I visited JSC for work several times during the Shuttle era, and it was always full of real purpose and an excitement that’s hard to describe. Engineers looked like they were doing real work that mattered. They walked between buildings with purpose and urgency. The environment felt magical.
Back then, engineers, flight controllers, and crew were constantly preparing for the next Shuttle mission. It didn’t matter so much what the next mission was. It was that there was a real mission approaching.
If I’m honest, sometimes I felt jealous of engineers who worked at JSC because they always seemed more self-actualized than most engineers did at my home NASA center, which did design-type work.
Window to the Present
Now, six years or so after the last Shuttle flight, in my temporary office with a view, I couldn’t stop looking out the window. Everything felt so different.
Even during my short time there, the tram seemed like a constant reminder of how things used to be. I couldn’t help but feel sad, especially for the engineers who used to work on the Shuttle.
I also couldn’t help but feel a little guilty because my NASA center was the one responsible for designing and building a launch vehicle to replace the Shuttle. Had we done our jobs, JSC engineers and astronauts would still be preparing for an upcoming mission—just on a different launch vehicle.
At that moment, it felt like Old Space NASA was farther from the moon than we were when President Kennedy said we were going there by the end of the decade back in 1962.
A True Story
While I was there, engineers from around the center gathered in a conference room to watch a live stream of a test firing of the launch escape thrusters on the Orion module.
Orion is the capsule that carries crew on top of the Space Launch System (SLS) launch vehicle that’s part of the Artemis missions. The conference room was mostly full, and I was expecting something big because of all the email hype.
Right on time, what appeared to be three motors fired up and started doing what they were designed to do. The test lasted about 15 seconds, and then it was over. That’s it?
In the day and age of Falcon 9 launches with boosters flying back and landing near the launch pad, this test felt like watching an old black and white commercial with no sound. Watching an average sunset would have been more exciting.
I felt bad for the young engineers in the room who wanted to feel purpose. I was so moved with sadness at the looks on the engineer’s faces that I politely stood up and walked out. I wasn’t in the mood to fake it.

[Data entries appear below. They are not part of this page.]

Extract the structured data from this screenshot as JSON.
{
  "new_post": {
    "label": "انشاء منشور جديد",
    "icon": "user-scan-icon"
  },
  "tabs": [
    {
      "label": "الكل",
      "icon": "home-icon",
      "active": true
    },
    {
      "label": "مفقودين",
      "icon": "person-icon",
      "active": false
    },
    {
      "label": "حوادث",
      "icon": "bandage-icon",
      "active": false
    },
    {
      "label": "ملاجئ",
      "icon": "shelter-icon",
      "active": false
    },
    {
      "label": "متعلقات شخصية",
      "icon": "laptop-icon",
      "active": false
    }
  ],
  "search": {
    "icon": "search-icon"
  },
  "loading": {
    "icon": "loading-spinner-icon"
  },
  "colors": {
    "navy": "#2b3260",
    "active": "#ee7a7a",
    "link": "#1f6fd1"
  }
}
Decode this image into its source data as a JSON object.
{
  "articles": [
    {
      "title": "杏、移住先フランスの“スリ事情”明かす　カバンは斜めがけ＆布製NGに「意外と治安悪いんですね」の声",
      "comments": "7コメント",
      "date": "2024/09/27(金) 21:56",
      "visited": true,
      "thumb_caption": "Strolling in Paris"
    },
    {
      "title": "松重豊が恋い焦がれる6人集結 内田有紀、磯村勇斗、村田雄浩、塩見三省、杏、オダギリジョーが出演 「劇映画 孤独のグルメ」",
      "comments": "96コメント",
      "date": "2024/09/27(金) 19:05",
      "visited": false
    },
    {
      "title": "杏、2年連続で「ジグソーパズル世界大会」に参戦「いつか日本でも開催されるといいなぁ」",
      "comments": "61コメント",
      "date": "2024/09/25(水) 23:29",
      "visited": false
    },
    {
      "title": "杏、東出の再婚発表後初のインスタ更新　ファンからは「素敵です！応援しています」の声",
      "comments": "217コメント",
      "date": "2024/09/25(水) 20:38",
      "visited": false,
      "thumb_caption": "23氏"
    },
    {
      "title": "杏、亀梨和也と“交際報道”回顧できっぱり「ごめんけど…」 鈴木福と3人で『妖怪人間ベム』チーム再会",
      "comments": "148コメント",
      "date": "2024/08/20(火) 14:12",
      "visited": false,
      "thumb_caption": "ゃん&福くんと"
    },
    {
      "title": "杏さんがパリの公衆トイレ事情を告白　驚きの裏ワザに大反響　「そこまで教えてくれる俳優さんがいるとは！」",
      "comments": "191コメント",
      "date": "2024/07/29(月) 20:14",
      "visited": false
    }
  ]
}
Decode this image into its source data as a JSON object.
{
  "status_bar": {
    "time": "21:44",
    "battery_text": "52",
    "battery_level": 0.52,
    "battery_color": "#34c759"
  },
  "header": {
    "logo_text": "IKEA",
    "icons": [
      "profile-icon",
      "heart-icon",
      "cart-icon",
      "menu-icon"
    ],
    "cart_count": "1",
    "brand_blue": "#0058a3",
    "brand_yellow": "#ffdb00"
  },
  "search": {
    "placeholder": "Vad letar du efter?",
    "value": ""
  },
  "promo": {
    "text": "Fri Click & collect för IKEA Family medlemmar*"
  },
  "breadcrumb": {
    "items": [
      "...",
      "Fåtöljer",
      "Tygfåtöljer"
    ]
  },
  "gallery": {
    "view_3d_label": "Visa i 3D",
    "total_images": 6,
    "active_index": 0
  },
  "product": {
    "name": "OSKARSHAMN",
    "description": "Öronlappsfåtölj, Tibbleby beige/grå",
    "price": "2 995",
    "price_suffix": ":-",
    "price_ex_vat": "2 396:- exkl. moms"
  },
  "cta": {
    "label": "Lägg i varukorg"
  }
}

This is what Old Space engineers are asked to get excited about when SpaceX engineers get to feel the accomplishment of sticking a first-stage landing on a barge in the middle of the Atlantic.
At the end of the day, NASA engineers didn’t go to engineering school because we wanted an easy path, and we didn’t come to work at NASA because we wanted a cushy job. We chose a very difficult path because we wanted to make a difference.
And that’s getting harder and harder to do inside NASA.